This Forbes article reminded me of a story I heard of the late George Carlin. Many outside the industry applauded his ability to get up on stage and “wing it.” Reality was something altogether different. He was well known among fellow comics for repetition, practice and continually working to better his act. To prep for each one of his TV shows, he would give 150 live stand-up performances over 2 years to help him refine his material. 150 performance performances to prep for 1 TV show! Chris Rock is said to follow a similar work-man-like ritual of practice. Sobering reality as to what it takes to be an expert in your craft.
Ericsson & Lehmann (1996) have done dozens of studies on what distinguishes novices from experts, and consistently find that it takes about 10 years or 10,000 hours of concerted practice before one becomes an expert. They’ve found this to be true in every field they’ve ever studied, from musicians, to writers, scientists and my friend David Day suggests this applies to leaders as well (Day, Harrison & Halpin, 2009).
And practicing easy things you’ve already mastered isn’t going to grow you either. There is plenty of evidence that experts become proficient by consistently practicing at ever-more-difficult levels of achievement.

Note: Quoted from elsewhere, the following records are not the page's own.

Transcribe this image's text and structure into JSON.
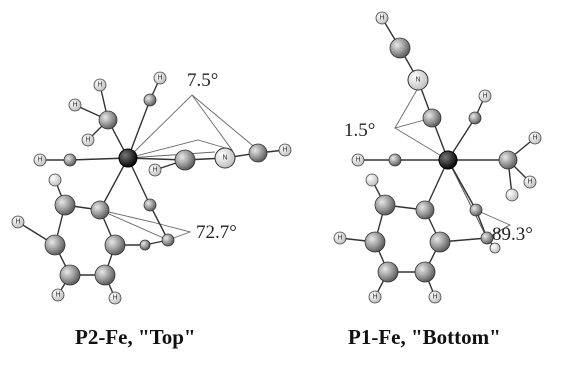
{
  "panels": [
    {
      "caption": "P2-Fe, \"Top\"",
      "angles": [
        "7.5°",
        "72.7°"
      ]
    },
    {
      "caption": "P1-Fe, \"Bottom\"",
      "angles": [
        "1.5°",
        "89.3°"
      ]
    }
  ],
  "atom_labels": {
    "hydrogen": "H",
    "nitrogen": "N"
  },
  "colors": {
    "iron": "#111111",
    "heavy_atom": "#9a9a9a",
    "hydrogen": "#e6e6e6",
    "bond": "#333333"
  }
}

Doesn’t this make good intuitive sense? If everyone were investing considerable, deliberate and sustained effort to grow their proficiency levels at their own personal “sweet spot”, then leaders like Steve Jobs wouldn’t be so incredible rare.
When I coach leaders, I remind them that if they can’t do something well, or at all, they better invest time and effort to grow it, or not be surprised with their subsequent disappointment.
How much time are you investing in your own development?